Hoechst beamed at her. "An austerity regime?" She rose. "Yes, well, cover identities must be maintained. And why would a rich arms dealer travel in cabbage class?"

Marx let the door close behind the woman. She stepped forward, as if sleepwalking. "It's been too long."

Hoechst nodded. "Consider yourself under direction again."

Mathilde rubbed her face. "You're my new control? Out here in person?" A note of gratified surprise crept into her voice.

"Unlike U. Scott, I don't believe in letting things slide," Hoechst said drily.

"I've been running around for the past two months, tying ligatures around leaks. Now it's your turn. Tell me how it's going."

"It's—" Mathilde licked her lips—"I've got everything in place for both the scenarios I was given, the abduction or the other one. Everything except the primary strike team. We've scoped out all the critical points, and the necessary equipment is on board. We had to suborn three baggage loaders and one bellboy to get it in place, but it's done, and they swallowed the cover story—there was no need to get technical with them." Getting technical was a euphemism for sinking a tree of nanoelectrodes into their brain stems and turning them into moppets—meat puppets. What it left behind afterward wasn't much use for anything except uploading and forwarding to the Propagators. "Peter is my number two in charge of line ops, and Mark is ready with the astrogation side of things. In fact, we're ready to go whenever you give the word."

"Good." Hoechst was no longer smiling. "Now tell me what's gone wrong. I want to know everything."

"With the plan? Nothing's—"

"No, I mean everything. Every little thing that might have drawn attention to you."

"Uh, well, um. We're not used to working undercover or in feral conditions, and I think we made one or two mistakes in the early days. Luckily our ops cover is just about perfect; because they know we're ReMastered, they make allowances for our being odd. It's astonishing how willing they are to believe that we're harmless passengers. Nobody even questioned that we were a youth leadership group! I thought it was absurd—"

Portia cleared her throat pointedly. Mathilde nearly jumped out of her skin.

"Let's get something straight." Hoechst's gaze drilled into the young task group leader. "If you've done your job right, you have nothing to fear. If you've made honest but noncritical mistakes, and admit them and help remedy the situation, you have nothing to fear. What you should be afraid of is the consequences of covering up. Do I make myself clear? So cut the nervous chatter and tell me. What went wrong? What should I be aware of?"

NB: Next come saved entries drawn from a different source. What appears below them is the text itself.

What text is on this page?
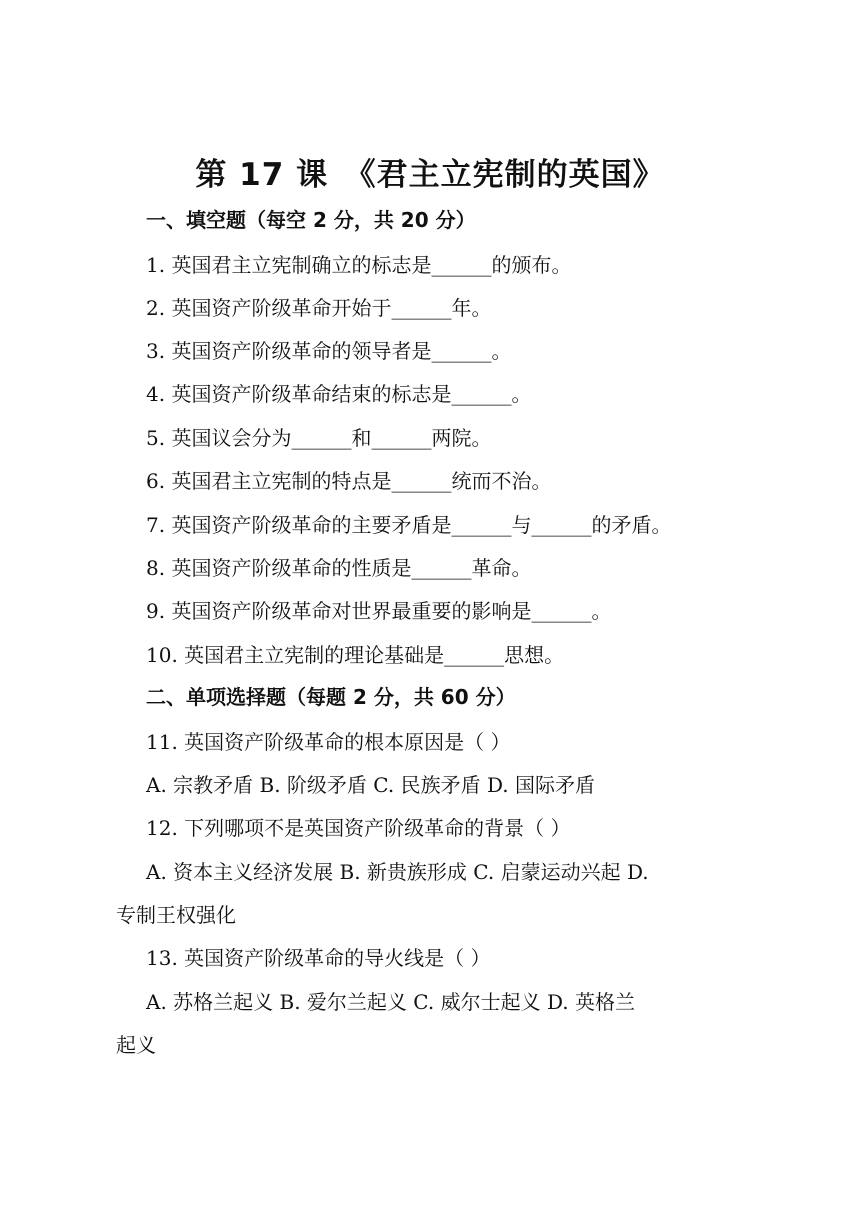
第 17 课　《君主立宪制的英国》
一、填空题（每空 2 分，共 20 分）
1. 英国君主立宪制确立的标志是______的颁布。
2. 英国资产阶级革命开始于______年。
3. 英国资产阶级革命的领导者是______。
4. 英国资产阶级革命结束的标志是______。
5. 英国议会分为______和______两院。
6. 英国君主立宪制的特点是______统而不治。
7. 英国资产阶级革命的主要矛盾是______与______的矛盾。
8. 英国资产阶级革命的性质是______革命。
9. 英国资产阶级革命对世界最重要的影响是______。
10. 英国君主立宪制的理论基础是______思想。
二、单项选择题（每题 2 分，共 60 分）
11. 英国资产阶级革命的根本原因是（ ）
A. 宗教矛盾 B. 阶级矛盾 C. 民族矛盾 D. 国际矛盾
12. 下列哪项不是英国资产阶级革命的背景（ ）
A. 资本主义经济发展 B. 新贵族形成 C. 启蒙运动兴起 D.
专制王权强化
13. 英国资产阶级革命的导火线是（ ）
A. 苏格兰起义 B. 爱尔兰起义 C. 威尔士起义 D. 英格兰
起义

"Oh." Mathilde stared at her for a moment as if she'd sprouted a second head. Then her shoulders slumped very slightly. "Hans made a scene with one of the passengers on our first night aboard ship. We were all in one of the social areas—a bar, I believe they call them—when one of the ferals attempted to poison him with some sort of intoxicant. Nobody hurt, though.

There is a small but vociferous group of passengers who appear to dislike us for some reason. But apart from that, not much has happened that I would classify as untoward. Hans I disciplined, and I consider the matter closed. The others—" She shrugged. "I cannot control what feral humans think of our program. I was uncertain I should even draw it to your attention … "

"I understand completely." Hoechst bent her head over the cargo case, inspecting the boxy black plastic contents within. "The, ah, excesses of some of our predecessors have cast ReMastery in a very poor light, I'm afraid, and our overall goal of extending its benefits to everyone can only make them more suspicious." She brooded for a moment. "I don't intend to aggravate the situation." She looked up, catching Mathilde's gaze: "There will be no reports of atrocities or excesses arising from this intervention.